Manners, Manners, Who's Got Manners?

Tuesday, March 22, 2011
It seems that manners, good behavior, and plain old common sense have disappeared in the past few years. When did we turn into a bunch of rude, ignorant savages? You know what I’m talking about. We’ve all experienced rude behavior in our personal and work lives: behavior that you would have gotten in trouble for when you were a child. I used to think that it was a generational thing – that the youth of today have no manners, were raised in a barn, and cared only about themselves. Sadly, this is not the case. It's everywhere and everyone seems to be equally rude regardless of age, sex, religion, ethnic background, sexual orientation, height or weight.  What’s inspired this new rant on our unacceptable behavior?

A coworker flossed their teeth while they were talking with me.

Now, I’m in full support of healthy gums and teeth; I’m very “pro-flossing”. Just don’t do it in public and certainly not while you’re having a conversation with me! This was the absolute height of rudeness for me. I found it not only disrespectful but disgusting. I was so shocked I just stared at my coworker and then walked away. WTF?! What on earth do you say at a moment like that?!

To help combat this plague of mannerlessness (is that a word?), I’ve compiled a short list of things people should or should not do. Note that this is by no means a complete list of acceptable/unacceptable behaviours.
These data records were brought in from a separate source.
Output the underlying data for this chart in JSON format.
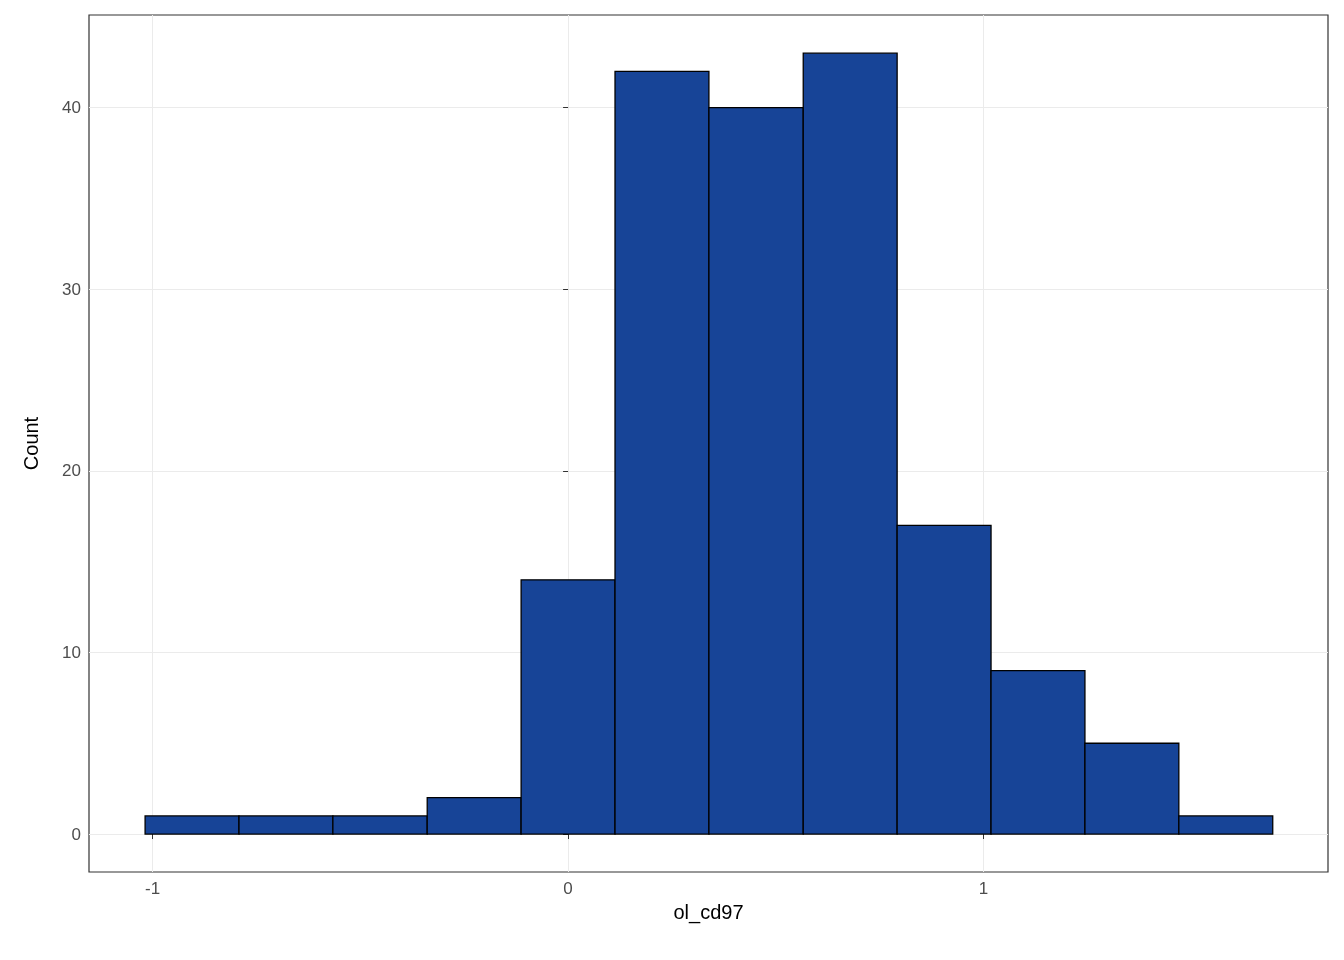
{
  "chart_data": {
    "type": "histogram",
    "xlabel": "ol_cd97",
    "ylabel": "Count",
    "bins": [
      -1.018,
      -0.792,
      -0.566,
      -0.339,
      -0.113,
      0.113,
      0.339,
      0.566,
      0.792,
      1.018,
      1.244,
      1.47,
      1.696
    ],
    "values": [
      1,
      1,
      1,
      2,
      14,
      42,
      40,
      43,
      17,
      9,
      5,
      1
    ],
    "color": "#174497",
    "xlim": [
      -1.153,
      1.829
    ],
    "xticks": [
      -1,
      0,
      1
    ],
    "ylim": [
      -2.09,
      45.1
    ],
    "yticks": [
      0,
      10,
      20,
      30,
      40
    ],
    "grid": true
  }
}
Feel free to add to it as you see fit.

- If someone holds the door open for you, allows you to cut in line in front of them or gives you a free sample of something, SAY THANK YOU. It helps if you actually mean it.
- When you want something, or want someone to do something for you, SAY PLEASE. It’s amazing what that one magic word will get you.
- Treat others the way you want to be treated.  Before you do something, imagine what it would be like if you were the one on the receiving end.

- Spit on the sidewalk, roadway, or the aisle of the bus. Exception: if you have just sucked the poison out of a person’s leg/arm after they’ve been bitten by a venomous spider/snake, spit all you want.
- Floss your teeth in public. No one wants to see that.
- Use your cell phone in public bathrooms. It’s not so much that I feel bad for the person on the other end of the line; I don’t want (1) them to hear what I’M doing in there, and (2) I don’t want to listen to your conversation while trying to have a wee.
- Clip your nails in public. See the note on flossing. This is disgusting.
- Text while on a date/in a meeting/talking to someone. You’re sending a message to the person you’re with that (a) they’re not important, (b) you have no interest in what they’re saying, and (c) you’re an idiot and an asshole.

Thank you.


Wandering Coyote said...

Re. the co-working flossing teeth while talking to you: EEEEEEEWWWWWWWW! That's just gross! That is def. not appropriate; this is work, co-worker, not your bathroom! Yuck!

OMG, I DETEST public spitting and it just pisses me off when people do it. Most people who do it, I have observed, are smokers. WTF is up with that? It's disgusting and people seem to ignorant to realize that some schmuck can come along, tread in your saliva, and then track it God-knows-where!

Also, clipping nails in public...OMG...I sat in front of a guy on the bus one day who clipped his nails all the way down to Trail - a 30 minute ride! I wanted to belt him. As with the flossing, man, this isn't your living room - it's an effing bus!

Kasia said...


S.M. Elliott said...

Public flossing is just bizarre. I'd ask "who DOES that?", but now I know...

Public spitting is my pet peeve. Keep your saliva in your mouth, people. It's not going to poison you.